Summary: | Supply chain network design (SCND) identifies the production and distribution
resources essential to maximizing a network’s profit. Once implemented, a SCND
impacts a network’s performance for the long-term. This dissertation extends the
SCND literature both in terms of model scope and solution approach.
The SCND problem can be more realistically modeled to improve design decisions
by including: the location, capacity, and technology attributes of a resource;
the effect of the economies of scale on the cost structure; multiple products and
multiple levels of supply chain hierarchy; stochastic, dynamic, and correlated demand;
and the gradually unfolding uncertainty. The resulting multistage stochastic
mixed-integer program (MSMIP) has no known general purpose solution methodology.
Two decomposition approaches—end-of-horizon (EoH) decomposition and
nodal decomposition—are applied.
The developed EoH decomposition exploits the traditional treatment of the end-of-horizon effect. It rests on independently optimizing the SCND of every node of the
last level of the scenario-tree. Imposing these optimal configurations before optimizing
the design decisions of the remaining nodes produces a smaller and thus easier to
solve MSMIP. An optimal solution results when the discount rate is 0 percent. Otherwise,
this decomposition deduces a bound on the optimality-gap.

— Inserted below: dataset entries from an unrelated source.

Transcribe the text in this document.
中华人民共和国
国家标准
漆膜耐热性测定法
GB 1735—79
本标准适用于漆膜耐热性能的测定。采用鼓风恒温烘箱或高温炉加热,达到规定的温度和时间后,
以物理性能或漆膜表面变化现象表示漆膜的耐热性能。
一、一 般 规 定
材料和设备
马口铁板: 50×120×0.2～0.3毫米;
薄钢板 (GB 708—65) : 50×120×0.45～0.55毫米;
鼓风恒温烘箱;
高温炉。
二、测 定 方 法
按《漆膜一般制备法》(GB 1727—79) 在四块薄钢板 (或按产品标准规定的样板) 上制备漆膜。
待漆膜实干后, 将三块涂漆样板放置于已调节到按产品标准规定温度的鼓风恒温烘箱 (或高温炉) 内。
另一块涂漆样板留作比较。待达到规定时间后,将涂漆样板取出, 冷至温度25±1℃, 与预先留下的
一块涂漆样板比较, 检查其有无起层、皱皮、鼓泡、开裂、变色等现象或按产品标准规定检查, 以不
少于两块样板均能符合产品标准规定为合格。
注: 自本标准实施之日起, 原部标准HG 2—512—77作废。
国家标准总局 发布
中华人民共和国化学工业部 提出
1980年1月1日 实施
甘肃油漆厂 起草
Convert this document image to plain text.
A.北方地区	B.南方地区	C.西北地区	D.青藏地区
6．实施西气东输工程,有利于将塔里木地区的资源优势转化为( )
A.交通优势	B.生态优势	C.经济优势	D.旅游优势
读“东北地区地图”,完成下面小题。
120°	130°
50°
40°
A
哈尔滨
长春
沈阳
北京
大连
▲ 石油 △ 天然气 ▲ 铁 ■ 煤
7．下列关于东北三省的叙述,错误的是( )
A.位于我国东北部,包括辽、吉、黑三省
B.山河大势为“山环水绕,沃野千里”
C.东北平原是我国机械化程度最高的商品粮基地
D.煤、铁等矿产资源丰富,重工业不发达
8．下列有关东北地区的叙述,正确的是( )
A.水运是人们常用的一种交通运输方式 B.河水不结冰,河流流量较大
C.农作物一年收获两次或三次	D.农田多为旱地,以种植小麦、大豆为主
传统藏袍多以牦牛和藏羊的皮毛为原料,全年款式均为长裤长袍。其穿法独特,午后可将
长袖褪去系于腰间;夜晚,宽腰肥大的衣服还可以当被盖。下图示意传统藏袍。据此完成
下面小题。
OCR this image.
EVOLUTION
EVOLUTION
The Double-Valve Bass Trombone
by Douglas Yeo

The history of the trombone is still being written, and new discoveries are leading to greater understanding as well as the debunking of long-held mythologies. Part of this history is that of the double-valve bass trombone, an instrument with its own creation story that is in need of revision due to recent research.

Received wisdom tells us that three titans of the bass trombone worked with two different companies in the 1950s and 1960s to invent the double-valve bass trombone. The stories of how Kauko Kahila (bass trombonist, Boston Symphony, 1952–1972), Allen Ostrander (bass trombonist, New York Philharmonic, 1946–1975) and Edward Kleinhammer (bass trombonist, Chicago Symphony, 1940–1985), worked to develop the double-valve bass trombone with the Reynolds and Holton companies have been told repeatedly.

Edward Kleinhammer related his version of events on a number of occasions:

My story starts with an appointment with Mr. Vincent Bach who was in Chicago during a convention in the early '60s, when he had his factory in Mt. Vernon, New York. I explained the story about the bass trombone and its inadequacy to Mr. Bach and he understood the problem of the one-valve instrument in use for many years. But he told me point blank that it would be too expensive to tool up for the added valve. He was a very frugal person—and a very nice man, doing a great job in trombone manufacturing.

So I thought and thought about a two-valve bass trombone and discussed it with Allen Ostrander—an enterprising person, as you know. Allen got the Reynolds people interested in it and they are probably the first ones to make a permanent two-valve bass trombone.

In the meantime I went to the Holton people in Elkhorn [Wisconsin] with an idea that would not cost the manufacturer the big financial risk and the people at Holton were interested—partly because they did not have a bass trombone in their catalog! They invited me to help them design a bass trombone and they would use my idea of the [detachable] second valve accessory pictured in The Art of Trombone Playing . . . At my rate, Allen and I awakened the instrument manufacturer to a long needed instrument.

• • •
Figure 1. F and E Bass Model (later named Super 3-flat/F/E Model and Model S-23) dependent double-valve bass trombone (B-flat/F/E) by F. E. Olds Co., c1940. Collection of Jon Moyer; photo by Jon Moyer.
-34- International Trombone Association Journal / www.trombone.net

This decomposition is neither SCND nor MSMIP specific; it pertains to any application sensitive to the
EoH-effect and to special cases of MSMIP. To demonstrate this versatility, additional
computational experiments for a two-stage mixed-integer stochastic program
(SMIP) are included.
This dissertation also presents the first application of nodal decomposition in
both SCND and MSMIP. The developed column generation heuristic optimizes the
nodal sub-problems using an iterative procedure that provides a restricted master
problem’s columns. The heuristic’s computational efficiency rests on solving
the sub-problems independently and on its novel handling of the master problem.
Conceptually, it reformulates the master problem to avoid the duality-gap. Technologically,
it provides the first application of Leontief substitution flow problems
in MSMIP and thereby shows that hypergraphs lend themselves to loosely coupled
MSMIPs. Computational results demonstrate superior performance of the heuristic
approach and also show how this heuristic still applies when the SCND problem is
modeled as a SMIP where the restricted master problem is a shortest-path problem.